Dans son étude, Avenir Suisse identifie différents éléments qui peuvent servir d’inspiration à d’autres pays pour combattre les inégalités: un marché du travail très flexible, un système d’enseignement dual, une démocratie (semi-)directe et une fiscalité décentralisée.
Robert Fluder cite encore une autre raison: «les salaires inférieurs n’ont pas baissé aussi fortement en Suisse que dans d’autres pays. Cela est à mettre notamment au crédit de la politique des syndicats en matière de salaire minimum».

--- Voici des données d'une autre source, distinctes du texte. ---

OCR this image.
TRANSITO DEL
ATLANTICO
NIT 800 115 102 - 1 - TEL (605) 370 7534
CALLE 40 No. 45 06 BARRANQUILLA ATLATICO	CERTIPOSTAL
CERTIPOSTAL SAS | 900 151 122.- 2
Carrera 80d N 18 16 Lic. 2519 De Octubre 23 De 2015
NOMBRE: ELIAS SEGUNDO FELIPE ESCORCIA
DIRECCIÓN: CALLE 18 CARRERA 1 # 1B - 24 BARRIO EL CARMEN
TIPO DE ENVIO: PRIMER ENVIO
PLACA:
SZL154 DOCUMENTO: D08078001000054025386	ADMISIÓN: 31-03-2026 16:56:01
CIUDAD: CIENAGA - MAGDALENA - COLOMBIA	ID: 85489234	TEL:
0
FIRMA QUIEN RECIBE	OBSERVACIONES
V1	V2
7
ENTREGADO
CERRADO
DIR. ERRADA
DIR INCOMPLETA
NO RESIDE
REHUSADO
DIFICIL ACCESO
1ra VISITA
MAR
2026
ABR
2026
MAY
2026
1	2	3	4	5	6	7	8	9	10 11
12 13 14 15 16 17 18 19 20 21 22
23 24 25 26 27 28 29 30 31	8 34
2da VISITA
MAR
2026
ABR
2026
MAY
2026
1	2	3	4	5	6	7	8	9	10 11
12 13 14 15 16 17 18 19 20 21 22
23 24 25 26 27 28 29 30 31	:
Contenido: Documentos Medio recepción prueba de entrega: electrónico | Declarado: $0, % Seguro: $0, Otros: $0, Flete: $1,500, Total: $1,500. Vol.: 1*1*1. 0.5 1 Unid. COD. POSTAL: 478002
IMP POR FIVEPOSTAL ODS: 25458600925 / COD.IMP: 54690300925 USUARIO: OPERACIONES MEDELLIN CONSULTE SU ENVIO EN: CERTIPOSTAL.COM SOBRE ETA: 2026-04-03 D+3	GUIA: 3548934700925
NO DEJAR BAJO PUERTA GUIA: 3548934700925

Par ailleurs, pour Marco Salvi, la Suisse a moins de problèmes que d’autres pays, principalement en raison de son marché du travail: «Le facteur décisif est certainement que nous avons un taux d’emploi élevé». De plus, le niveau de revenus est très élevé au regard des normes internationales, même ajusté en fonction du coût de la vie. «Ceux qui gagnent peu dans notre pays s’en sortent encore pas si mal en comparaison internationale», estime Marco Salvi.
Un avis que partage Reto Fölmi: «En Suisse, plus de 90% des jeunes de 25 ans ont achevé une formation, qu’il s’agisse d’un apprentissage ou d’études. C’est un record international.» En Suisse, le premier salaire après un apprentissage rapporte immédiatement entre 4500 et 5500 francs selon la branche. «Ce sont des salaires solides, estime Reto Föllmi. Selon lui, si de nombreuses personnes dans un pays n’ont pas de qualification professionnelle et travaillent dans des secteurs à bas salaires, cela conduit à une répartition des salaires complètement différente.
Conclusion: la Suisse n’est donc peut-être pas le paradis de l’égalité, comme l’a décrit le chroniqueur du New York Times. Mais par rapport à d’autres pays, il faut dire: ça pourrait être pire.